The crew also included 14 Venezuelans, who were free to go.
Iran said Monday Argentina’s move was part of a “propaganda” campaign against Tehran amid tensions with Western countries over negotiations to revive a 2015 nuclear deal.
The grounding of the Emtrasur plane came days before Venezuelan President Nicolas Maduro visited Tehran on Saturday for the allies, both subject to U.S. sanctions, to sign a 20-year cooperation pact.
Iran’s Foreign Ministry spokesman Saeed Khatibzadeh told reporters the grounding of the plane was part of efforts seeking to “cause a feeling of insecurity.”
The plane was sold by Iran’s Mahan Air to a Venezuelan company last year, he said.
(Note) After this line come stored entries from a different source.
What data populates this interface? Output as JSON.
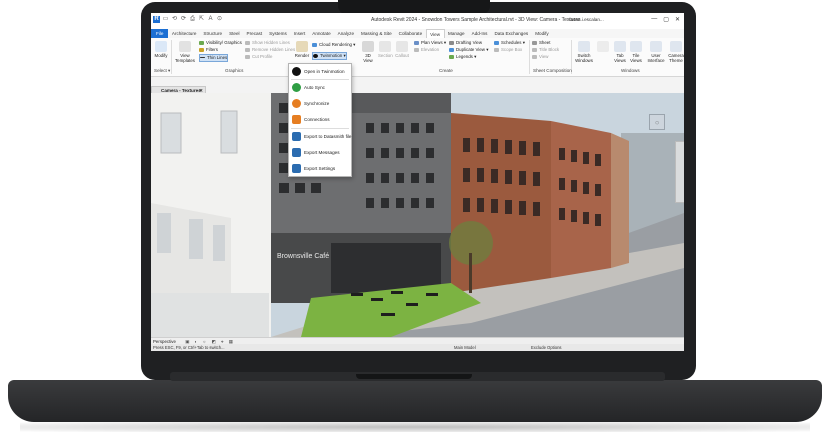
{
  "window": {
    "title": "Autodesk Revit 2024 - Snowdon Towers Sample Architectural.rvt - 3D View: Camera - Textures",
    "user": "rasan.i.escalan...",
    "controls": [
      "—",
      "▢",
      "✕"
    ]
  },
  "quick_access": [
    "R",
    "▭",
    "⟲",
    "⟳",
    "⎙",
    "⇱",
    "A",
    "⊙"
  ],
  "tabs": [
    "File",
    "Architecture",
    "Structure",
    "Steel",
    "Precast",
    "Systems",
    "Insert",
    "Annotate",
    "Analyze",
    "Massing & Site",
    "Collaborate",
    "View",
    "Manage",
    "Add-Ins",
    "Data Exchanges",
    "Modify"
  ],
  "active_tab": "View",
  "ribbon": {
    "modify": "Modify",
    "view_templates": "View Templates",
    "visibility_graphics": "Visibility/ Graphics",
    "filters": "Filters",
    "thin_lines": "Thin Lines",
    "show_hidden_lines": "Show Hidden Lines",
    "remove_hidden_lines": "Remove Hidden Lines",
    "cut_profile": "Cut Profile",
    "render": "Render",
    "cloud_rendering": "Cloud Rendering",
    "twinmotion": "Twinmotion",
    "view_3d": "3D View",
    "section": "Section",
    "callout": "Callout",
    "plan_views": "Plan Views",
    "elevation": "Elevation",
    "drafting_view": "Drafting View",
    "duplicate_view": "Duplicate View",
    "legends": "Legends",
    "schedules": "Schedules",
    "scope_box": "Scope Box",
    "sheet": "Sheet",
    "title_block": "Title Block",
    "view": "View",
    "switch_windows": "Switch Windows",
    "tab_views": "Tab Views",
    "tile_views": "Tile Views",
    "user_interface": "User Interface",
    "camera_theme": "Camera Theme",
    "panels": {
      "select": "Select",
      "graphics": "Graphics",
      "create": "Create",
      "sheet_composition": "Sheet Composition",
      "windows": "Windows"
    }
  },
  "twinmotion_menu": [
    {
      "label": "Open in Twinmotion",
      "icon": "twinmotion-logo-icon",
      "color": "#111111"
    },
    {
      "label": "Auto Sync",
      "icon": "auto-sync-icon",
      "color": "#2f9e44"
    },
    {
      "label": "Synchronize",
      "icon": "synchronize-icon",
      "color": "#e67e22"
    },
    {
      "label": "Connections",
      "icon": "connections-icon",
      "color": "#e67e22"
    },
    {
      "label": "Export to Datasmith file",
      "icon": "export-datasmith-icon",
      "color": "#2b6cb0"
    },
    {
      "label": "Export Messages",
      "icon": "export-messages-icon",
      "color": "#2b6cb0"
    },
    {
      "label": "Export Settings",
      "icon": "export-settings-icon",
      "color": "#2b6cb0"
    }
  ],
  "view_tab": "Camera - Textures",
  "scene": {
    "cafe_sign": "Brownsville Café"
  },
  "view_control_bar": {
    "projection": "Perspective"
  },
  "status_bar": {
    "hint": "Press ESC, F9, or Ctrl+Tab to switch...",
    "model": "Main Model",
    "exclude_options": "Exclude Options"
  },
  "colors": {
    "accent": "#1c6fd3",
    "bezel": "#1f2022"
  }
}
“These recent weeks are filled with propaganda, are full of psychological operations, these wars of words that want to infiltrate the minds and composure of the people... this news is one of those,” said Khatibzadeh.
Monday’s court ruling to hold the crew’s passports came after a successful bid by the DAIA organization that represents Argentina’s Jewish community to be listed as a plaintiff in the investigation.
The grounding of the plane came as a resolution was adopted by the International Atomic Energy Agency’s Board of Governors to censure Iran after its chief Rafael Grossi made a controversial visit to Occupied Palestine ahead of the board’s meeting.